Selon l’article du FSG «Banking on Shared Value», la création de valeur mutuelle des banques se situe à trois niveaux:

  • Amélioration de la prospérité des clients;
  • Amélioration de la croissance des économies régionales;
  • Financement des problématiques globales.

Les opportunités de création de valeur mutuelle vont dépendre de l’activité et du modèle d’affaires de la banque. Pour les banques d’investissement et les banquiers privés, les opportunités les plus pertinentes reposent sur le financement des solutions aux défis globaux, cela passe notamment par la structuration et le développement de l’impact investing.

L’impact investing, un modèle d’affaires en croissance

L’impact investing ou investissement à impact social a été évoqué pour la première fois en 2007 par la fondation Rockefeller et utilisé très largement par la suite. Il permet de concilier la philanthropie et la finance en créant non seulement un rendement financier mais aussi un impact social, environnemental positif. Dans son étude 2020, le GIIN estime la taille du marché de l’impact investing à $715 milliards, soit une croissance de 42% par rapport à l’année précédente. Cette tendance est aussi visible en Suisse, même si cette catégorie est plus petite dans les investissements durables.

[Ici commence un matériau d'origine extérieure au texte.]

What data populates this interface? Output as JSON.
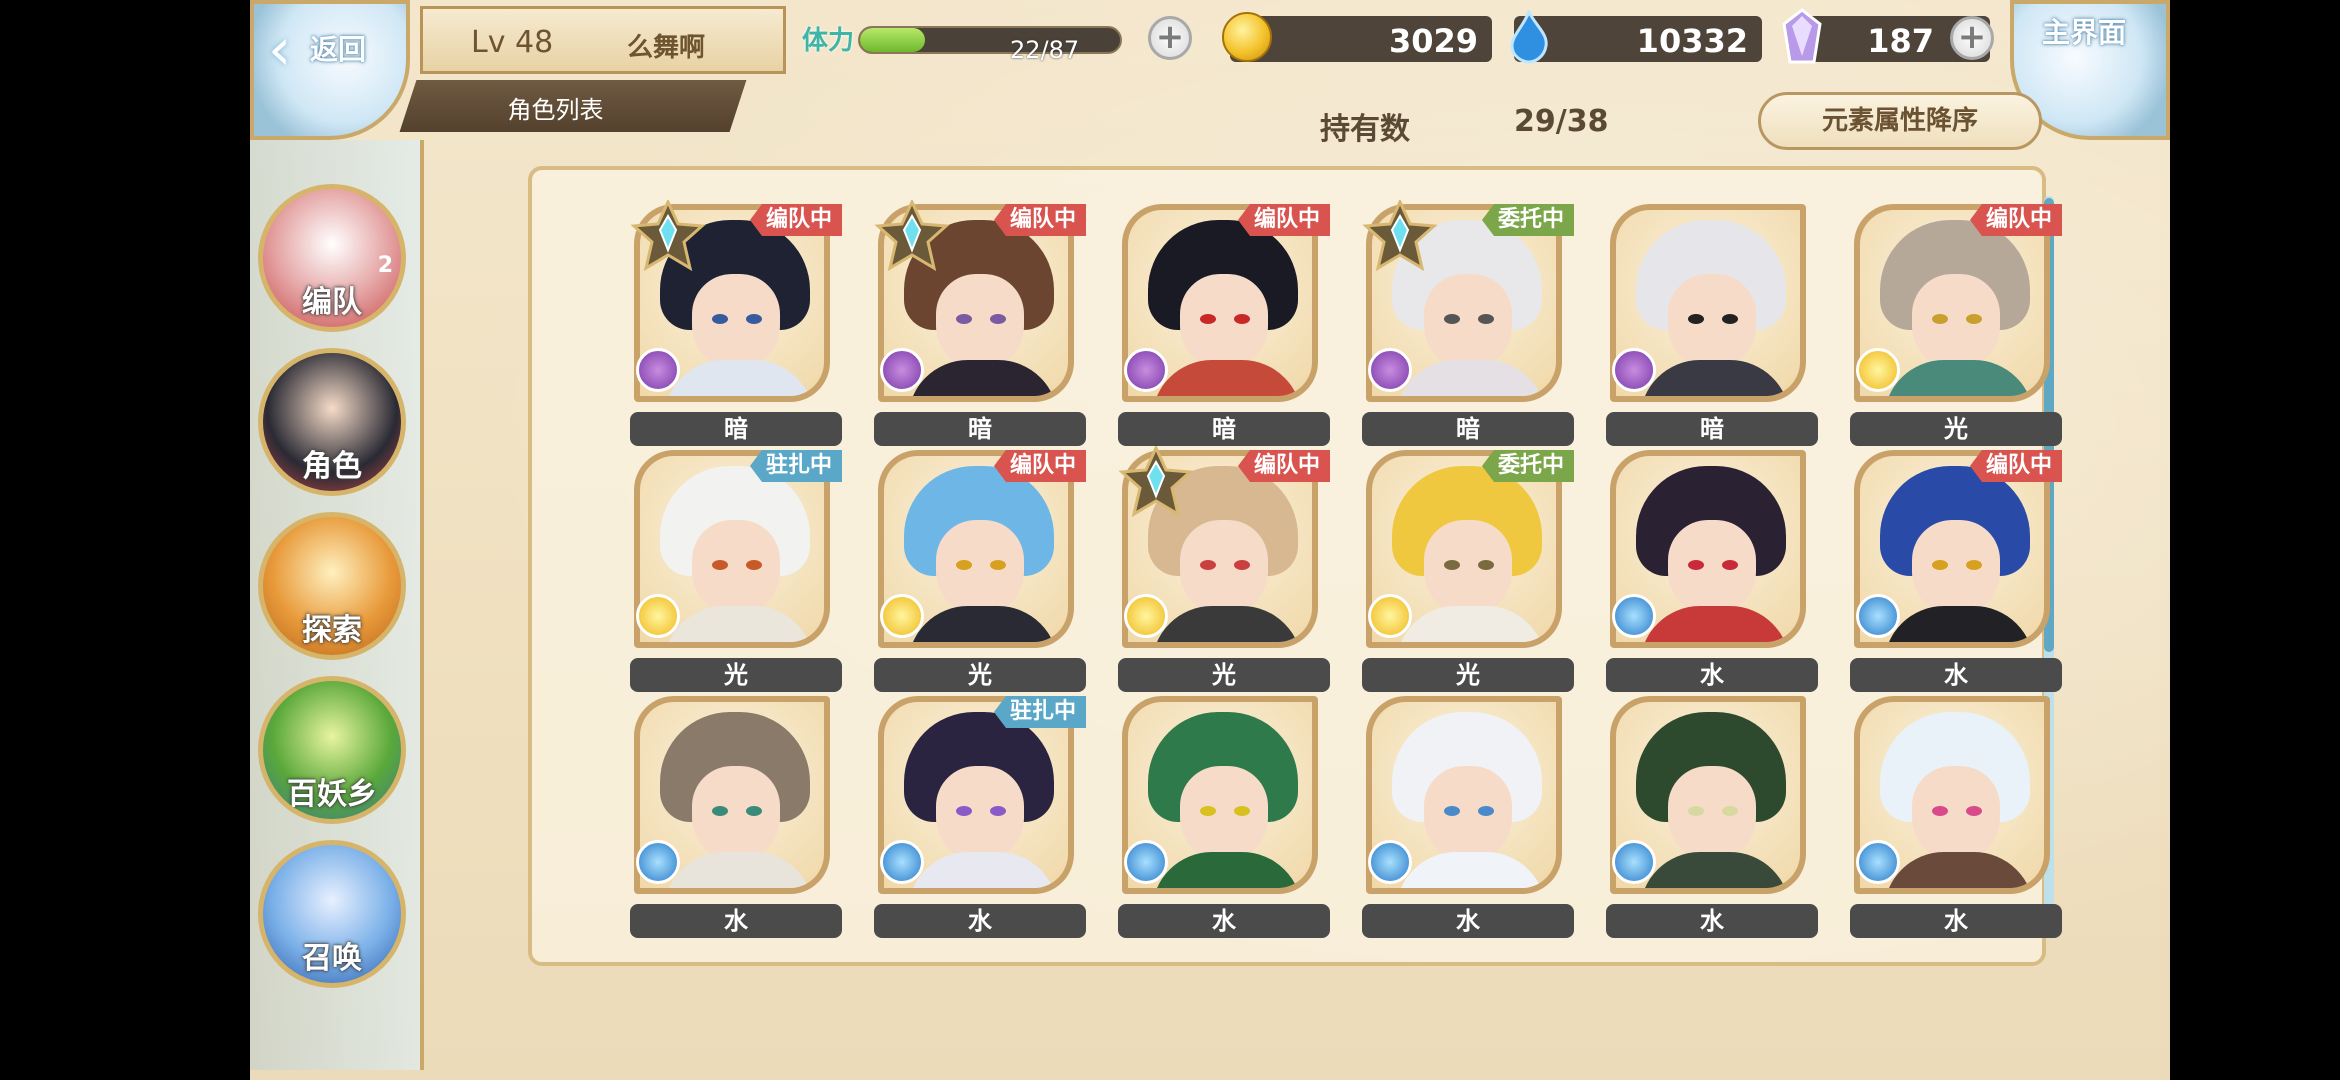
{
  "header": {
    "back_label": "返回",
    "home_label": "主界面",
    "level": "Lv 48",
    "player_name": "么舞啊",
    "section_title": "角色列表",
    "stamina_label": "体力",
    "stamina_value": "22/87",
    "stamina_fraction": 0.25,
    "gold": "3029",
    "spirit": "10332",
    "gems": "187",
    "plus_glyph": "+"
  },
  "toolbar": {
    "owned_label": "持有数",
    "owned_value": "29/38",
    "sort_label": "元素属性降序"
  },
  "nav": [
    {
      "label": "编队",
      "badge": "2",
      "icon": "team-icon"
    },
    {
      "label": "角色",
      "icon": "character-icon"
    },
    {
      "label": "探索",
      "icon": "explore-icon"
    },
    {
      "label": "百妖乡",
      "icon": "village-icon"
    },
    {
      "label": "召唤",
      "icon": "summon-icon"
    }
  ],
  "colors": {
    "tag_team": "#d9534f",
    "tag_commission": "#7ba64a",
    "tag_station": "#5aa7c8",
    "element_dark": "#7a3aa8",
    "element_light": "#f0b81a",
    "element_water": "#2a7cc8"
  },
  "characters": [
    {
      "element": "暗",
      "element_type": "dark",
      "status": "编队中",
      "status_type": "team",
      "starred": true,
      "hair": "#1e2233",
      "eye": "#3a5aa0",
      "outfit": "#dfe6ef"
    },
    {
      "element": "暗",
      "element_type": "dark",
      "status": "编队中",
      "status_type": "team",
      "starred": true,
      "hair": "#6b4530",
      "eye": "#7a5aa0",
      "outfit": "#2a2530"
    },
    {
      "element": "暗",
      "element_type": "dark",
      "status": "编队中",
      "status_type": "team",
      "starred": false,
      "hair": "#1a1a24",
      "eye": "#c82828",
      "outfit": "#c64a3a"
    },
    {
      "element": "暗",
      "element_type": "dark",
      "status": "委托中",
      "status_type": "commission",
      "starred": true,
      "hair": "#e8e8ea",
      "eye": "#555555",
      "outfit": "#e4e0e4"
    },
    {
      "element": "暗",
      "element_type": "dark",
      "status": "",
      "status_type": "",
      "starred": false,
      "hair": "#e6e6ea",
      "eye": "#222222",
      "outfit": "#3a3a44"
    },
    {
      "element": "光",
      "element_type": "light",
      "status": "编队中",
      "status_type": "team",
      "starred": false,
      "hair": "#b5a898",
      "eye": "#c8a030",
      "outfit": "#4a8a7a"
    },
    {
      "element": "光",
      "element_type": "light",
      "status": "驻扎中",
      "status_type": "station",
      "starred": false,
      "hair": "#f2f2f0",
      "eye": "#c85a2a",
      "outfit": "#eae6dc"
    },
    {
      "element": "光",
      "element_type": "light",
      "status": "编队中",
      "status_type": "team",
      "starred": false,
      "hair": "#6eb6e6",
      "eye": "#d8a020",
      "outfit": "#2a2a34"
    },
    {
      "element": "光",
      "element_type": "light",
      "status": "编队中",
      "status_type": "team",
      "starred": true,
      "hair": "#d8b890",
      "eye": "#c84040",
      "outfit": "#3a3a3a"
    },
    {
      "element": "光",
      "element_type": "light",
      "status": "委托中",
      "status_type": "commission",
      "starred": false,
      "hair": "#f0c840",
      "eye": "#7a6a40",
      "outfit": "#f0ece4"
    },
    {
      "element": "水",
      "element_type": "water",
      "status": "",
      "status_type": "",
      "starred": false,
      "hair": "#2a2232",
      "eye": "#c82a3a",
      "outfit": "#c83a3a"
    },
    {
      "element": "水",
      "element_type": "water",
      "status": "编队中",
      "status_type": "team",
      "starred": false,
      "hair": "#2a4aa8",
      "eye": "#d8a020",
      "outfit": "#222226"
    },
    {
      "element": "水",
      "element_type": "water",
      "status": "",
      "status_type": "",
      "starred": false,
      "hair": "#8a7a6a",
      "eye": "#3a8a7a",
      "outfit": "#e8e4dc"
    },
    {
      "element": "水",
      "element_type": "water",
      "status": "驻扎中",
      "status_type": "station",
      "starred": false,
      "hair": "#2a2440",
      "eye": "#8a5ac8",
      "outfit": "#e8e8f0"
    },
    {
      "element": "水",
      "element_type": "water",
      "status": "",
      "status_type": "",
      "starred": false,
      "hair": "#2e7a4a",
      "eye": "#d8c020",
      "outfit": "#2a6a3a"
    },
    {
      "element": "水",
      "element_type": "water",
      "status": "",
      "status_type": "",
      "starred": false,
      "hair": "#f0f2f6",
      "eye": "#4a8ac8",
      "outfit": "#f0f4f8"
    },
    {
      "element": "水",
      "element_type": "water",
      "status": "",
      "status_type": "",
      "starred": false,
      "hair": "#2e4a2e",
      "eye": "#d8d8a0",
      "outfit": "#3a4a3a"
    },
    {
      "element": "水",
      "element_type": "water",
      "status": "",
      "status_type": "",
      "starred": false,
      "hair": "#e8f2f8",
      "eye": "#d84a8a",
      "outfit": "#6a4a3a"
    }
  ]
}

Source: Swiss Sustainble Investment Market Study 2020

Nous assistons actuellement à un changement profond de paradigme de la société, une remise en question du modèle de développement économique: le développement durable. Il s’est propagé peu à peu à l’ensemble de l’économie: les entreprises au travers de la RSE et également la finance. Les banques doivent donc revoir leur stratégie en continuant à créer de la valeur mais mutuelle au sens de Porter et Kramer. Cela peut passer pour les banquiers privés et les banques d’investissement par le développement de l’impact investing. Les banques ne retrouvent-elles pas alors leur principal rôle, celui du financement de l’économie réelle?

Note de la rédaction:

Cet article est un court extrait de la thèse de Florence Angles auprès de l’International Executive DBA en partenariat avec la Georgetown University de Florence sur le développement de la finance durable à l’ère du digital: Le cas de l’impact investing en Suisse.

 

1 Michael Porter est professeur de stratégie d'entreprise à l'Université Harvard et consultant d'entreprise.
2 Mark Kramer est cofondateur et directeur général de FSG, cabinet de conseil en impact social, et intervenant extérieur à la Harvard Business School.